The view from Tahiti looking out on the Pacific Ocean.
Divers have found a new coral reef near the island of Tahiti in the Pacific Ocean. The reef is more than 200 feet wide and stretches for almost 2 miles. Having grown in water between 100 and 200 feet deep, this new reef is one of the largest ever found at this depth.
Coral reefs are formed by small, soft ocean animals called polyps. The polyps grow together in large colonies. The skeletons of these polyps are the hard, rock-like substances that make-up reefs. When most people think of coral they think of these rocky skeletons.
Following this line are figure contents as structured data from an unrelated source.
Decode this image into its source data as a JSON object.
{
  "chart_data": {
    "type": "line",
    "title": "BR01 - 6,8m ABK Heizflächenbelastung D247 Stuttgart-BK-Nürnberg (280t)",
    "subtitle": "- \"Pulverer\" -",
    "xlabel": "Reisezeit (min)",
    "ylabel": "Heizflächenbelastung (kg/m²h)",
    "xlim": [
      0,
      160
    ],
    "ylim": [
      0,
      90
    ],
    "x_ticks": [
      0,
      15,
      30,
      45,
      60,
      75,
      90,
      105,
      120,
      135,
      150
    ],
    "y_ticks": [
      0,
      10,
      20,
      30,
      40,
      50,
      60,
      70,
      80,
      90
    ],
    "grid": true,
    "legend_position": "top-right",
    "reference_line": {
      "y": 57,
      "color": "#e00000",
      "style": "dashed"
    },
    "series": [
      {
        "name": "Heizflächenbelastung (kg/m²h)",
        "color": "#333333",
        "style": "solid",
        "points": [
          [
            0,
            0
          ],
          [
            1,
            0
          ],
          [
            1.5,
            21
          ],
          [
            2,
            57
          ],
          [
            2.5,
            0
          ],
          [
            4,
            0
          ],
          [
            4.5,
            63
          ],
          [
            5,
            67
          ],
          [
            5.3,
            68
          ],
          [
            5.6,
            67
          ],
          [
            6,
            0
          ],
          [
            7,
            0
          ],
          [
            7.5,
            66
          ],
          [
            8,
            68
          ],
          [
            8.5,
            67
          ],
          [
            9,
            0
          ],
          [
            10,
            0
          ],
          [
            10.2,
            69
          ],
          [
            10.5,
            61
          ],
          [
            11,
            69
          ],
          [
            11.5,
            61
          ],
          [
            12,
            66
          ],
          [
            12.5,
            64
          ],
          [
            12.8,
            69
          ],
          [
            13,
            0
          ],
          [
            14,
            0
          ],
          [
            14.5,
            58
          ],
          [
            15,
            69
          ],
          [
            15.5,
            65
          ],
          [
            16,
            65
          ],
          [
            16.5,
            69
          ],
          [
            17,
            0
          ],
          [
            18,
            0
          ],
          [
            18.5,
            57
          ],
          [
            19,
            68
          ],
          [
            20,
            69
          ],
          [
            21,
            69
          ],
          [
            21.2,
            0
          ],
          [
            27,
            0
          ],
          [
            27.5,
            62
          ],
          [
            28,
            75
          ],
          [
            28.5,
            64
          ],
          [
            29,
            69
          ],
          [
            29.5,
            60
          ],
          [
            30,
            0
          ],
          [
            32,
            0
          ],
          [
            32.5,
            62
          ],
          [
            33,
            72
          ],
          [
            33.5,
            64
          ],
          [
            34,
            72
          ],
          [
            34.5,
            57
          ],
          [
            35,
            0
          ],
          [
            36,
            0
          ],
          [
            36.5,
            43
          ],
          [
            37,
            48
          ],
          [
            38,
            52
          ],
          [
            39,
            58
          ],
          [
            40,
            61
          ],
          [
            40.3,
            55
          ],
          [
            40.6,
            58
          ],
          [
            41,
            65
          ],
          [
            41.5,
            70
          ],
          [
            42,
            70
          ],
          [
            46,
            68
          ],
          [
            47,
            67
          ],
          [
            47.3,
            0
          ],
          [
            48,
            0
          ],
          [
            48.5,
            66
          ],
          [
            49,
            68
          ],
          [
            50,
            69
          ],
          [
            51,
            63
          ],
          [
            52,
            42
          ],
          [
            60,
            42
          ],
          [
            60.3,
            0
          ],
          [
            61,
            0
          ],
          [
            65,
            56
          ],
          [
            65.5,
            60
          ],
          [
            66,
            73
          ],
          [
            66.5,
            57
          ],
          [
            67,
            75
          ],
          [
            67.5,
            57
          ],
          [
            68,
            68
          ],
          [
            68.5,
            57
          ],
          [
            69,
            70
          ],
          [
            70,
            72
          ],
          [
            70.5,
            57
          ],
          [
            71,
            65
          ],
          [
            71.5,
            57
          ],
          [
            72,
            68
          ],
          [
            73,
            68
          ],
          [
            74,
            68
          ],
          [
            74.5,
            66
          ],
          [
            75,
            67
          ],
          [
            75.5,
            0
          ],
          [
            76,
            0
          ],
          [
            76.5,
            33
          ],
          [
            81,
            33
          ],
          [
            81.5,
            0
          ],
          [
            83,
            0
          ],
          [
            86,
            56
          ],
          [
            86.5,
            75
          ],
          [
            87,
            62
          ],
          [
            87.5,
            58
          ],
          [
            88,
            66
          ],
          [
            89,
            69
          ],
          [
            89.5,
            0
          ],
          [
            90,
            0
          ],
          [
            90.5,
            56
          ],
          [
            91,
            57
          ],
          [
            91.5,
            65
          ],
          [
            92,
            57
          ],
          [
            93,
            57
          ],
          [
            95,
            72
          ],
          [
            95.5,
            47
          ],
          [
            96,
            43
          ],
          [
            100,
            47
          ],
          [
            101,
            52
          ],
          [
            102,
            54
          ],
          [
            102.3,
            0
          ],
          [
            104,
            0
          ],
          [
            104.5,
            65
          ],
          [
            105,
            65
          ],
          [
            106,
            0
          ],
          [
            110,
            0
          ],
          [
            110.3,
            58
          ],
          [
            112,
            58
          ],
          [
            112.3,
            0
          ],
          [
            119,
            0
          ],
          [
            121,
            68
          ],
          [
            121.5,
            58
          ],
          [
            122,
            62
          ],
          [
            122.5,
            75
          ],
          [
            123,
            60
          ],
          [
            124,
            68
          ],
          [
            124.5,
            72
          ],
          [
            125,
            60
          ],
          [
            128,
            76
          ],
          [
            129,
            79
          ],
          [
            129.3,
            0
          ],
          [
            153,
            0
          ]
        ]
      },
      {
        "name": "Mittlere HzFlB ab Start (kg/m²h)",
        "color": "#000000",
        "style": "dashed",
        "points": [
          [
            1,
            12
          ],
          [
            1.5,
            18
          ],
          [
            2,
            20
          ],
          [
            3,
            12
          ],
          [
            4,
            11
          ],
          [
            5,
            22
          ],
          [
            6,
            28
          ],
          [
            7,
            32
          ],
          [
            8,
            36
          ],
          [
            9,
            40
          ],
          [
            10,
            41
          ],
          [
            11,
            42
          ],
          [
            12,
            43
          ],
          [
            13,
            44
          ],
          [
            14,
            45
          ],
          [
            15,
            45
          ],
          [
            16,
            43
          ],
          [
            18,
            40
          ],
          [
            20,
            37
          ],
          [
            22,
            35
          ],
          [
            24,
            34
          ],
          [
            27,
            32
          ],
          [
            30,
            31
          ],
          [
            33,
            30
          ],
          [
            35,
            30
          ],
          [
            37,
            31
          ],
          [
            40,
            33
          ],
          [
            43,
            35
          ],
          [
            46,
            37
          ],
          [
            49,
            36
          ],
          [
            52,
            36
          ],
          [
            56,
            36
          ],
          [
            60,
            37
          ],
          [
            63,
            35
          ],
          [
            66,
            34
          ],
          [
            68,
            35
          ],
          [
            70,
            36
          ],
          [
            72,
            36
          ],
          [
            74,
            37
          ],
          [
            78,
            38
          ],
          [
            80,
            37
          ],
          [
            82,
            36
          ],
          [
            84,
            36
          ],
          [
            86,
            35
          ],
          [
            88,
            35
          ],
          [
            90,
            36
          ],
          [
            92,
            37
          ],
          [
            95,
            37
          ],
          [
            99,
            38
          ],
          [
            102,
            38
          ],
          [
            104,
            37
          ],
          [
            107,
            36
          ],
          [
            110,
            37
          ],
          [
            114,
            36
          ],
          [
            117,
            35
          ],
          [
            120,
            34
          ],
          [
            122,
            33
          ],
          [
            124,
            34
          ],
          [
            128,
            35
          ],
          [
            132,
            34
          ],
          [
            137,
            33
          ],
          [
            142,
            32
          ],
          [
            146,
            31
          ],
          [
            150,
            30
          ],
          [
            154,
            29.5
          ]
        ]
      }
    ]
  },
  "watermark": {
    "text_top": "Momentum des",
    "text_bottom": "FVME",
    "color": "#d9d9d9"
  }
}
In general, coral reefs need sunlight. Corals feed on algae, and this algae needs sunlight to grow. Most coral reefs are found in warmer, shallower waters up to about 80 feet deep. The new reef found near Tahiti is unusual because it’s at a depth that gets a lot less sunlight.
In recent years, many coral reefs have become endangered because of climate change and pollution. Coral reefs in shallow waters have experienced coral bleaching. If the water heats up too much a reef’s coral polyps die. All that is left behind are the white, bleached skeletons. In the past 15 years, about 30 percent of Earth’s coral reefs have died.
The divers who found the new coral reef in Tahiti describe it as pristine, or perfect. It seems to be, so far, unaffected by climate change. Scientists want to study this new reef and the animals that live there. They hope that what they learn can help protect other coral reefs from the effects of climate change.
Coral reefs are very important places, and worth saving. About 25 percent of all ocean animals live in and around coral reefs. If warming trends aren’t reversed, some scientists warn that all coral reefs will disappear by the year 2100.